I can’t stress to you enough the fact that many police officers have been severely injured or killed with a knife, unable to draw their weapon in time to ward off these types of attacks.
Bottom line: No matter the modus operandi of the attack, there are four critical principles you must enact to effectively deal with a knife attack and mitigate risk.
- Identify the threat as quickly as possible
- Disrupt-cause pain
- Neutralize-do whatever it takes to stop or disable the attacker
Five other things concerned citizens can do to mitigate the threat of a knife-wielding attacker:
1. Concerned citizens need to be aware of the presence of knives and other edged weapons to reduce the delay in their reaction times. They need to understand that unlike shooting a firearm, slashing and stabbing with a knife is a primitive action that the perpetrator can execute in seconds.
2. People must also learn that responding to this type of danger begins long before they are staring into the cold, lifeless eyes of a knife-wielding attacker. They must accept that the world is a dangerous place and adopt the survival mindset. One in which they recognize that they are ultimately responsible for their own safety.
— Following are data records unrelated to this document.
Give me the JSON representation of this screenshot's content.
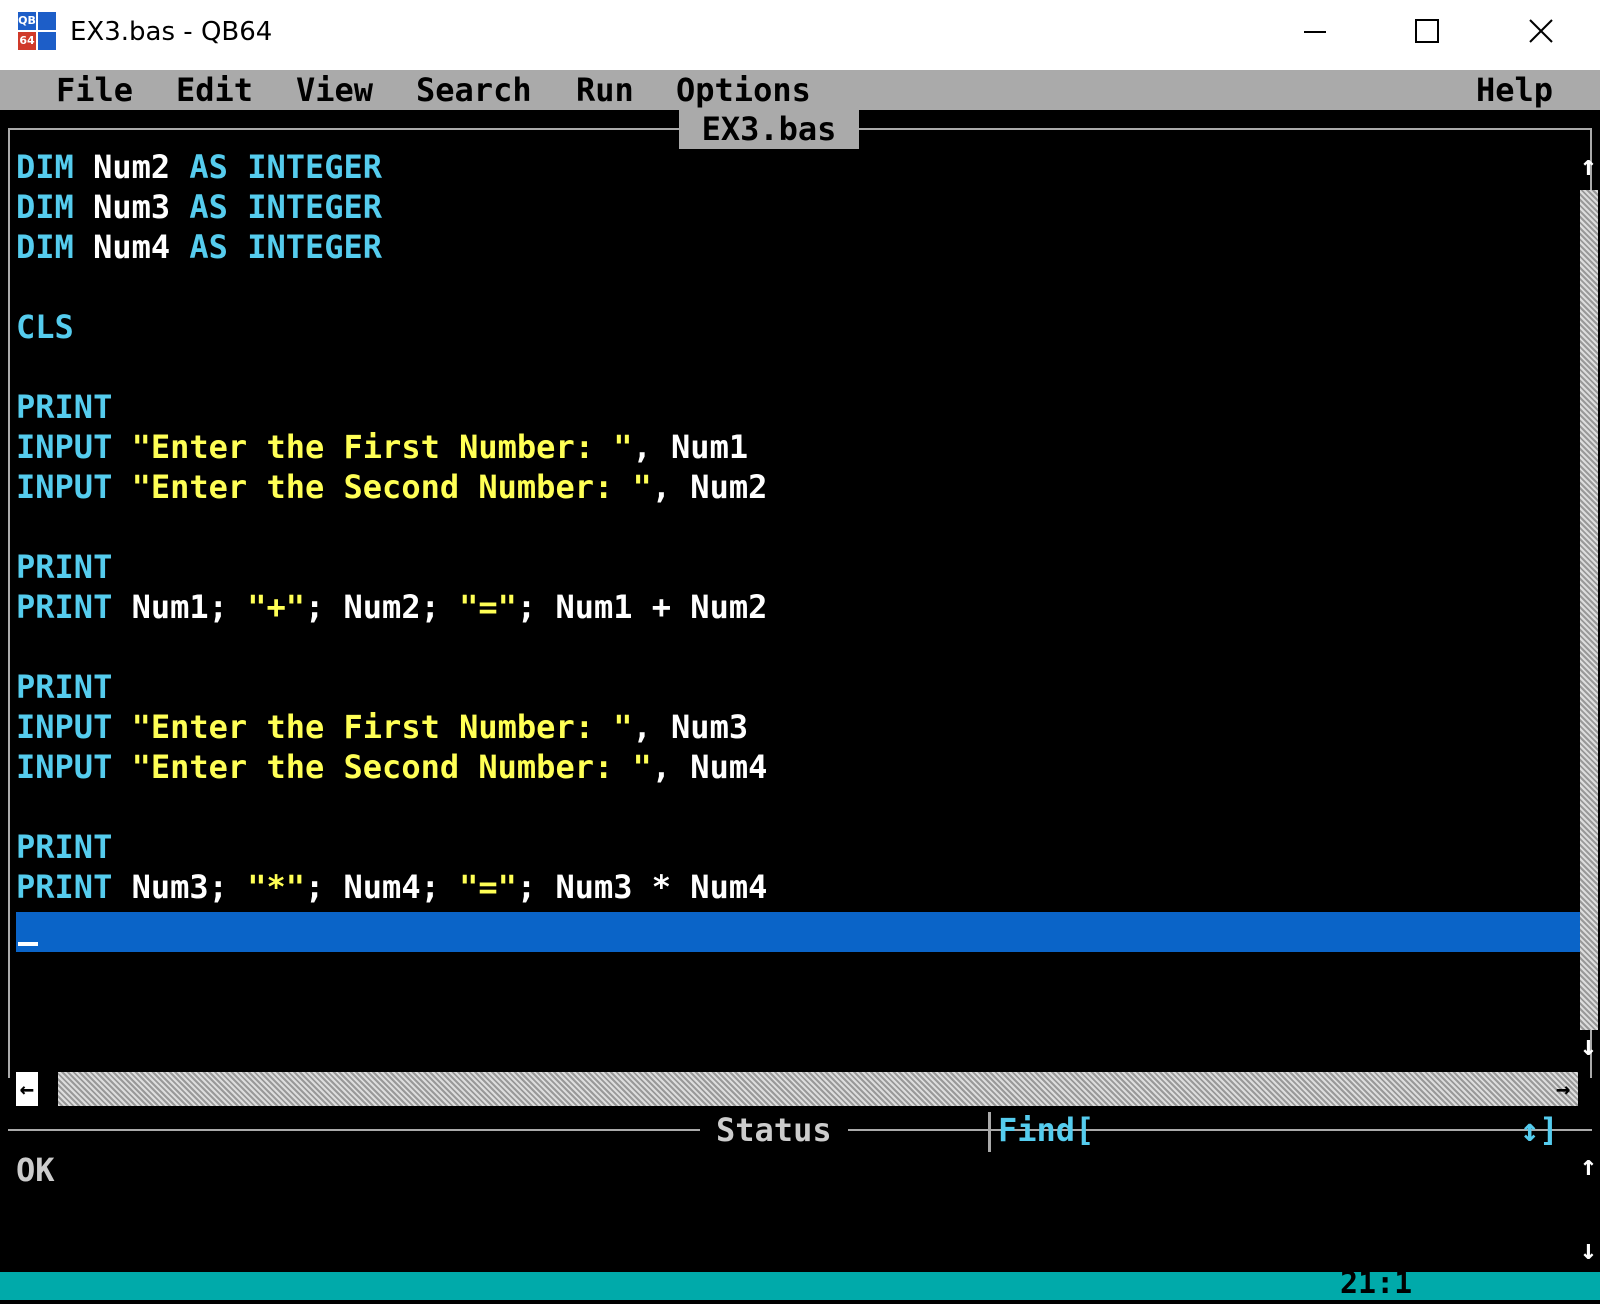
{
  "window": {
    "title": "EX3.bas - QB64",
    "icon_text": [
      "QB",
      "64"
    ],
    "controls": [
      "minimize-icon",
      "maximize-icon",
      "close-icon"
    ]
  },
  "menu": {
    "items": [
      "File",
      "Edit",
      "View",
      "Search",
      "Run",
      "Options"
    ],
    "help": "Help"
  },
  "editor": {
    "tab": "EX3.bas",
    "lines": [
      [
        [
          "kw",
          "DIM "
        ],
        [
          "id",
          "Num2 "
        ],
        [
          "kw",
          "AS INTEGER"
        ]
      ],
      [
        [
          "kw",
          "DIM "
        ],
        [
          "id",
          "Num3 "
        ],
        [
          "kw",
          "AS INTEGER"
        ]
      ],
      [
        [
          "kw",
          "DIM "
        ],
        [
          "id",
          "Num4 "
        ],
        [
          "kw",
          "AS INTEGER"
        ]
      ],
      [],
      [
        [
          "kw",
          "CLS"
        ]
      ],
      [],
      [
        [
          "kw",
          "PRINT"
        ]
      ],
      [
        [
          "kw",
          "INPUT "
        ],
        [
          "str",
          "\"Enter the First Number: \""
        ],
        [
          "id",
          ", Num1"
        ]
      ],
      [
        [
          "kw",
          "INPUT "
        ],
        [
          "str",
          "\"Enter the Second Number: \""
        ],
        [
          "id",
          ", Num2"
        ]
      ],
      [],
      [
        [
          "kw",
          "PRINT"
        ]
      ],
      [
        [
          "kw",
          "PRINT "
        ],
        [
          "id",
          "Num1; "
        ],
        [
          "str",
          "\"+\""
        ],
        [
          "id",
          "; Num2; "
        ],
        [
          "str",
          "\"=\""
        ],
        [
          "id",
          "; Num1 + Num2"
        ]
      ],
      [],
      [
        [
          "kw",
          "PRINT"
        ]
      ],
      [
        [
          "kw",
          "INPUT "
        ],
        [
          "str",
          "\"Enter the First Number: \""
        ],
        [
          "id",
          ", Num3"
        ]
      ],
      [
        [
          "kw",
          "INPUT "
        ],
        [
          "str",
          "\"Enter the Second Number: \""
        ],
        [
          "id",
          ", Num4"
        ]
      ],
      [],
      [
        [
          "kw",
          "PRINT"
        ]
      ],
      [
        [
          "kw",
          "PRINT "
        ],
        [
          "id",
          "Num3; "
        ],
        [
          "str",
          "\"*\""
        ],
        [
          "id",
          "; Num4; "
        ],
        [
          "str",
          "\"=\""
        ],
        [
          "id",
          "; Num3 * Num4"
        ]
      ]
    ]
  },
  "status": {
    "title": "Status",
    "find_label": "Find[",
    "find_end": "↕]",
    "message": "OK"
  },
  "bottom": {
    "cursor_position": "21:1"
  },
  "colors": {
    "keyword": "#55ccee",
    "string": "#ffff55",
    "identifier": "#ffffff",
    "current_line": "#0a64c8",
    "menubar": "#aaaaaa",
    "bottom_strip": "#00aaaa"
  }
}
3. Once you accept the possibility of being targeted at any time and any place, you must then adopt and practice a keen sense of situational awareness as you move about your daily routines.
4. As a society, we need to band together and adopt a “group reliance” mentality to help level the playing field in regards to these knife-wielding hostiles.
5. Get proper training to prepare for this potentially lethal encounter!
Knife attacks are violent and unpredictable. With the proper training (with and without a weapon) and awareness, your odds of surviving such a horrific encounter increase significantly.
I strongly suggest you come up with a plan and rehearse that plan in the event you are ever faced with a knife-wielding attacker set on harming you or your family.